Röportajı yapan: Fırat Özdemir Neresi için yaptı: www.themagazinnews.com sitesi için. Niye yaptı:Valla bilmiyorum belki canı filan sıkılmıştır.


1)Merhabalar. Öncelikle kendinizden biraz bahseder misiniz?
Ben İstiklal Akarsu…evet..bu kadar.

2)Twitter’da fenomen olmanızı daha çok nerelere bağlıyorsunuz?
Fenomen olmamı Sosyal Medya adlı programa bağlıyorum, o program gitti çok takipçili bir tivitçiye Twitter Fenomeni dedi, deyiş o deyiş, fenomen aşağı, fenomen yukarı, naber fenomen, hayırdır fenomen, borç versene fenomen, saat kaç fenomen.

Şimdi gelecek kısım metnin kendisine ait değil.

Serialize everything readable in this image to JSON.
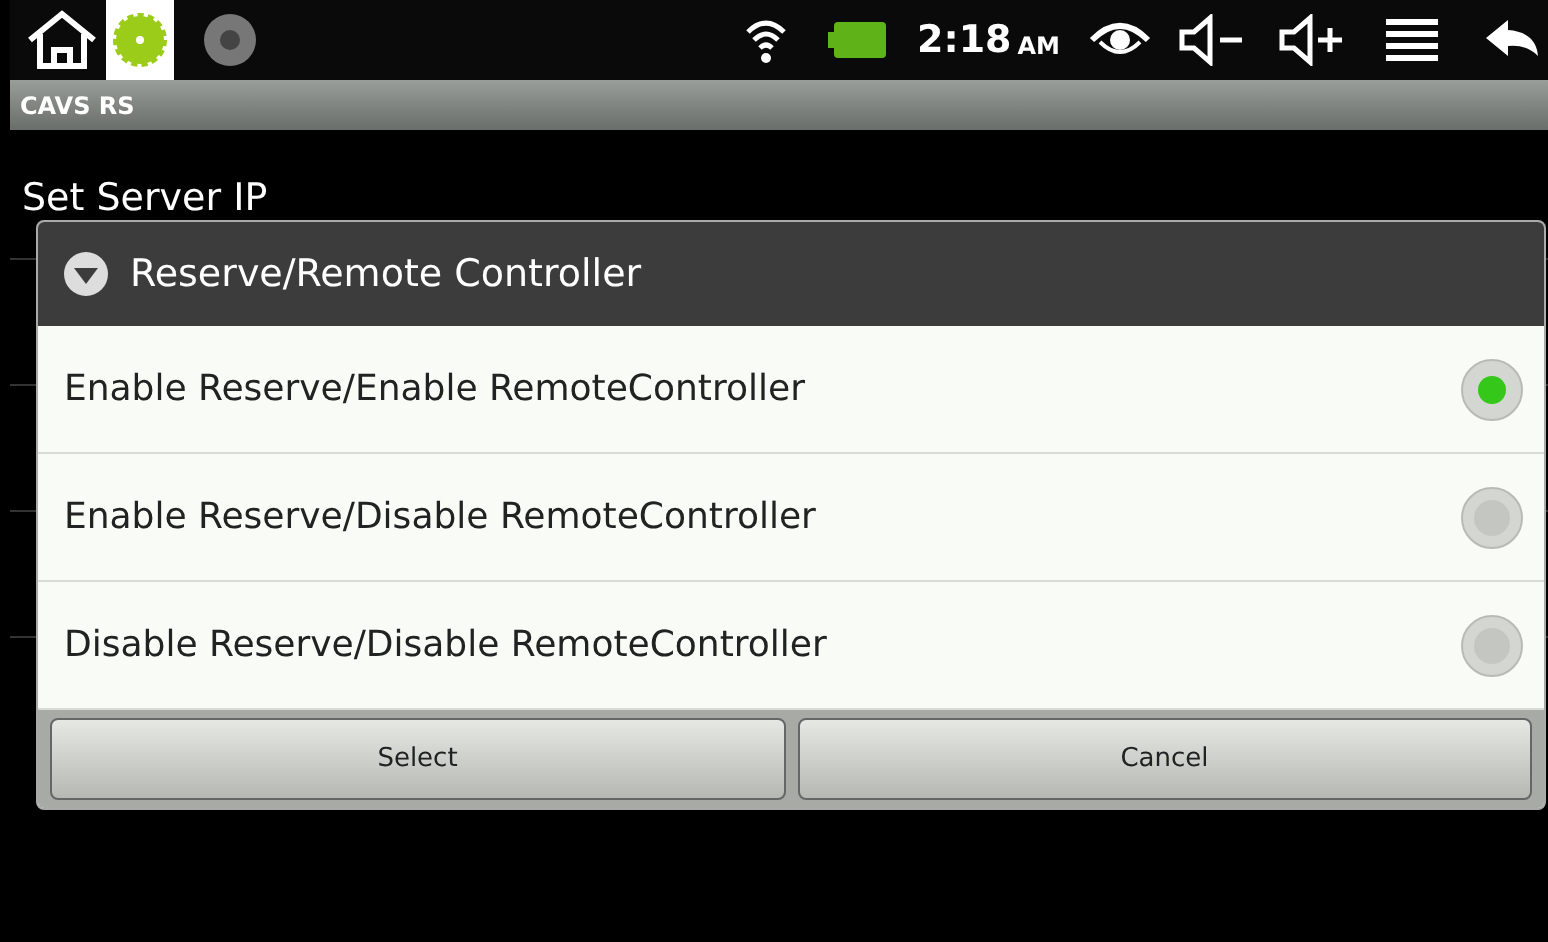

3)Sosyal Medya’da bu kadar popüler bir kişilik haline gelmeniz; kayıt olduğunuz zaman hiç aklınıza gelmiş miydi? Hedefleriniz var mıydı bu yönde?
Kayıt olurken bu kadar popüler olacağım hiç aklıma gelmedi, ama kayıt olduktan 3-4 dakika sonra hafif bi aklıma geldi. Böyle yaklaşık 5-10 dakika durdu bu aklımda, vay ben popüler mi olacağım, vay televizyonlara mı çıkacağım, vay popom mu kalkacak, vay anamı babamı arkadaşımı tanımayacak mıyım, hepsini geçtim artık bakkala veresiye yazdırmayacak mıyım diye bi 10 dakika filan düşündüm..sonra geçti. Kayıt olurken çok büyük hedeflerim vardı, ulan şu kayıt işlemi bitsin de gidip hemen üstümü başımı değiştireyim akşam halısaha maçım var demiştim.

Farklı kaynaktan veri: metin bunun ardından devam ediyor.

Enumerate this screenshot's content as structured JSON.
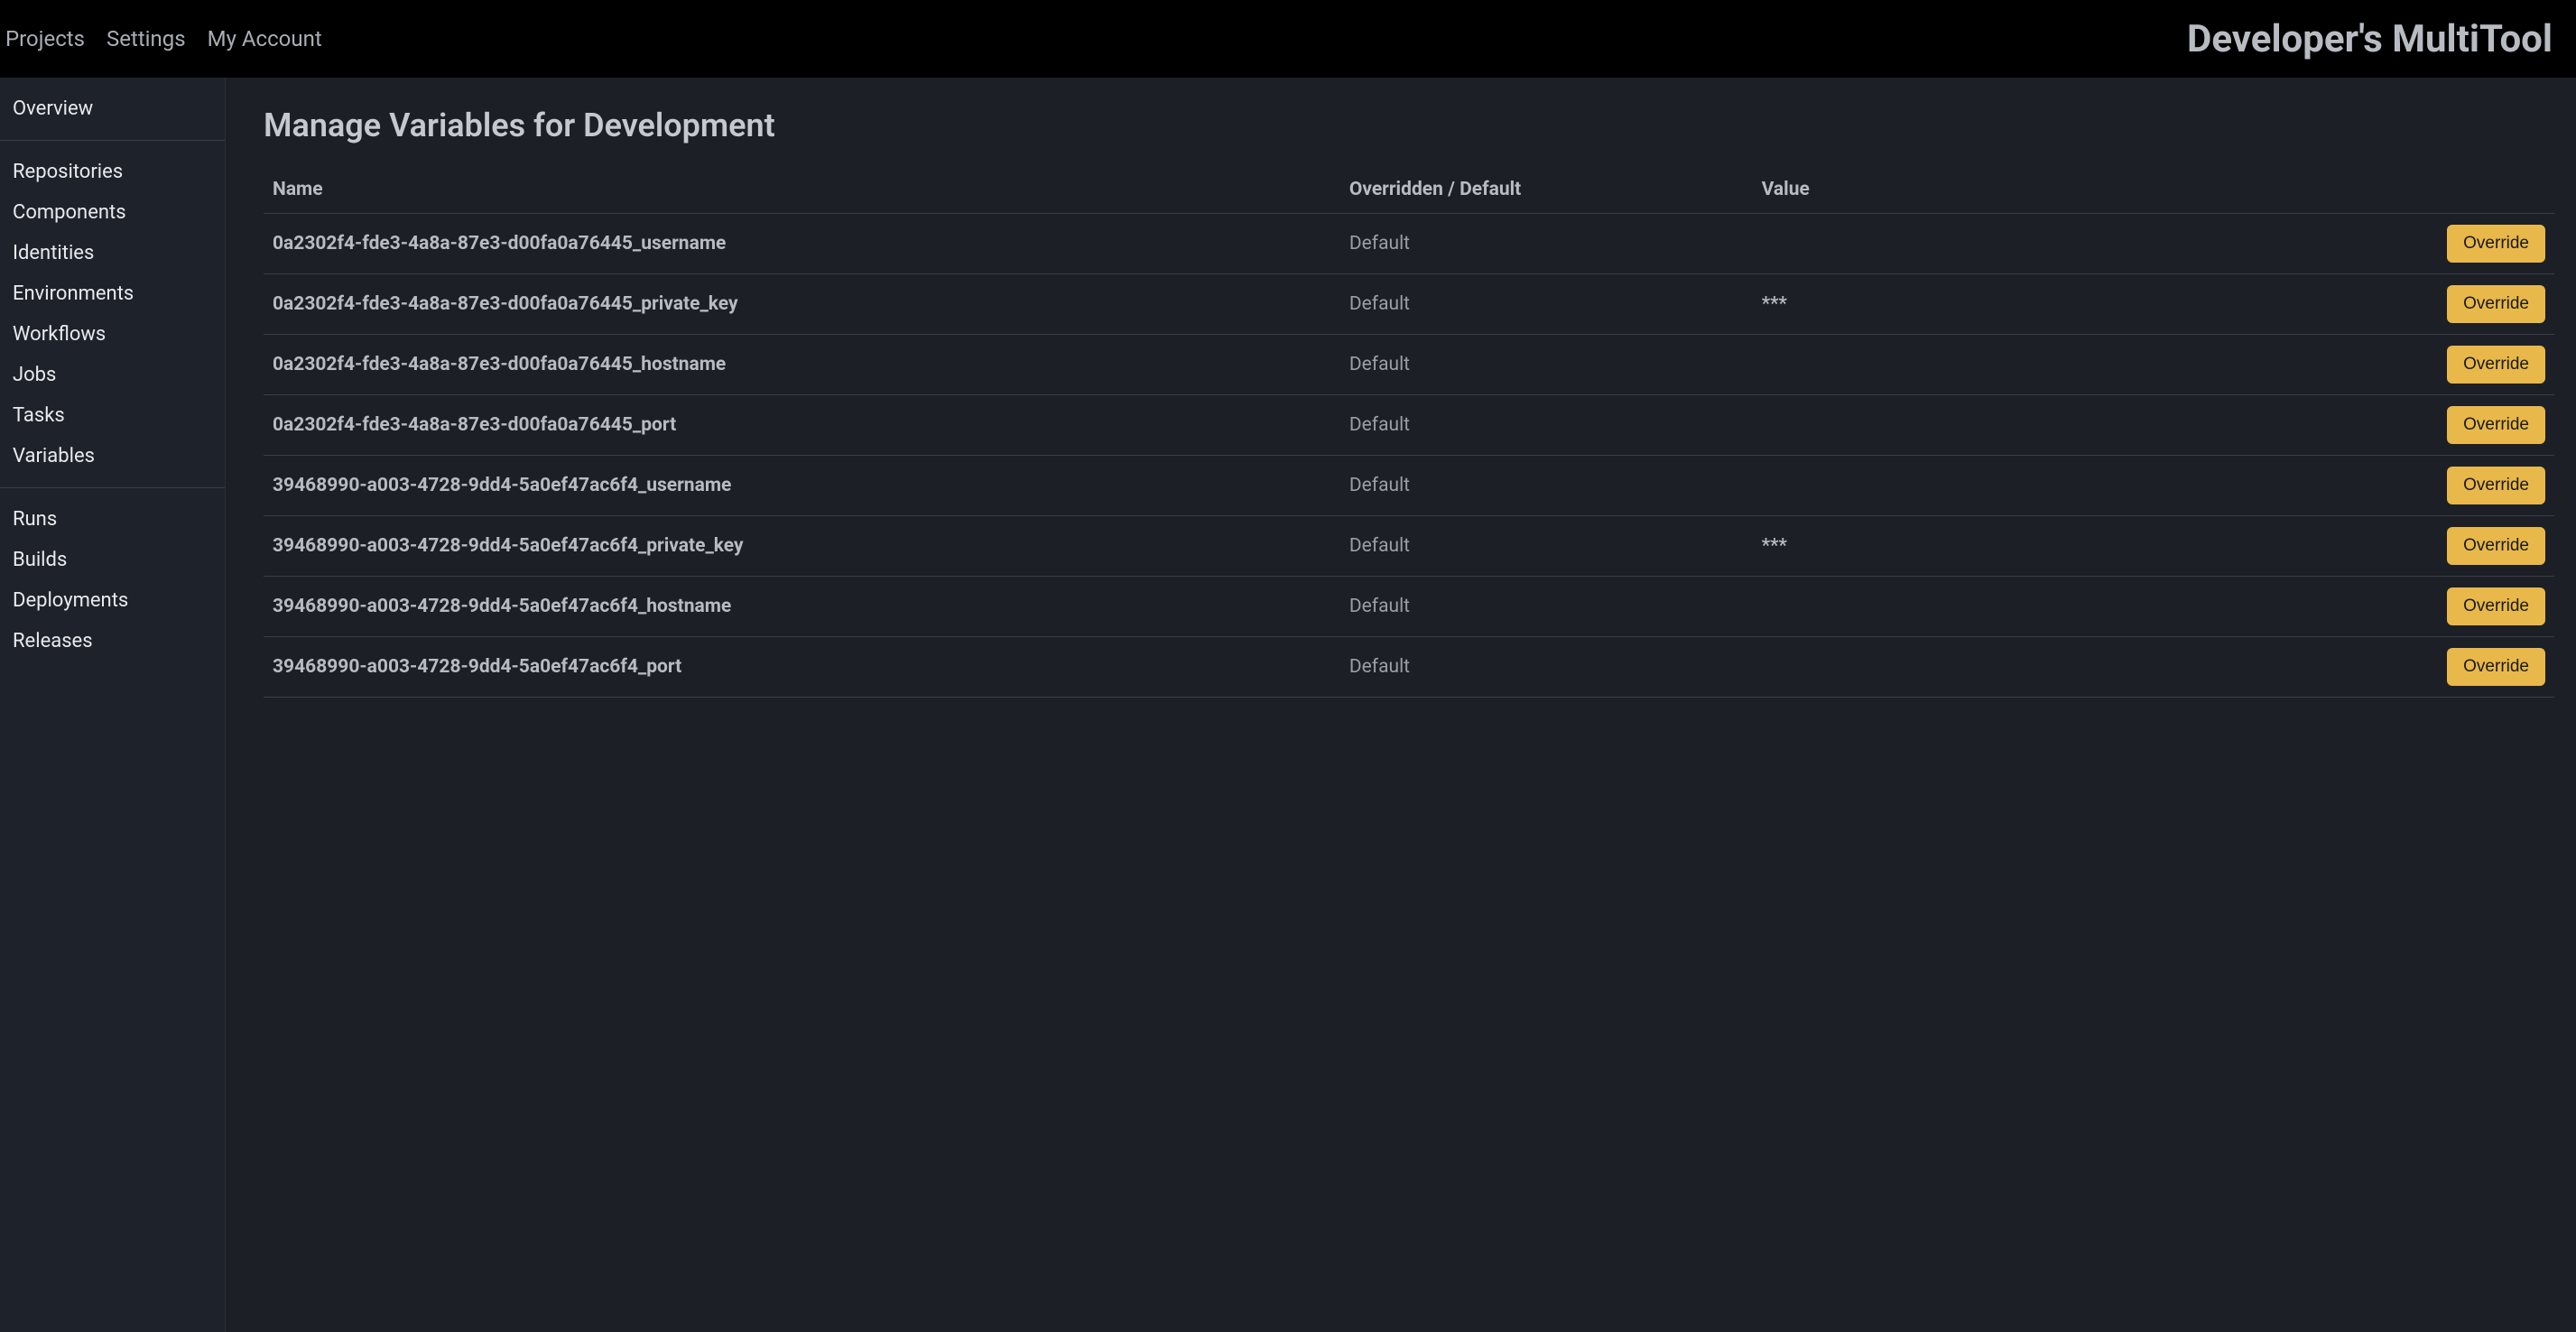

4)Espiritüel bir kişiliğe sahip olduğunuzu biliyor bütün takipçileriniz. Bu kadar esprili olmayı neye veya nelere bağlıyorsunuz?
Çok iyi bir şey değil bu özellik, bak kaç soru oldu bi ciddi cevap veremedim, sıçarım ben böyle espritüel kişiliğe, bundan sonraki sorulara çok ciddi cevaplar vermek istiyorum. Yılların espritüel kişliğine elveda diyorum.


5)Eğer siz “Fenomenlik” kelimesini kendi cümleleriniz ile anlatmak isteseydiniz, nasıl anlatırdınız?
Çok takipçisi olan, şakalı, tespitli tivitler yazan, gündemle dalgasını geçen, arada sağa sola laf sokan, arada sağdan soldan laf yiyen, sonra sağa sola bi daha laf sokan, sonra sağdan soldan böyle taşlı sopalı geldiler abi, camı çerçeveyi indirdiler, yaktın beni fenomenlik, ben yazmadım kuzenim yazmış ulann!



6)“Bir Alex Değilim” kitabını yazma fikri nasıl ortaya çıktı?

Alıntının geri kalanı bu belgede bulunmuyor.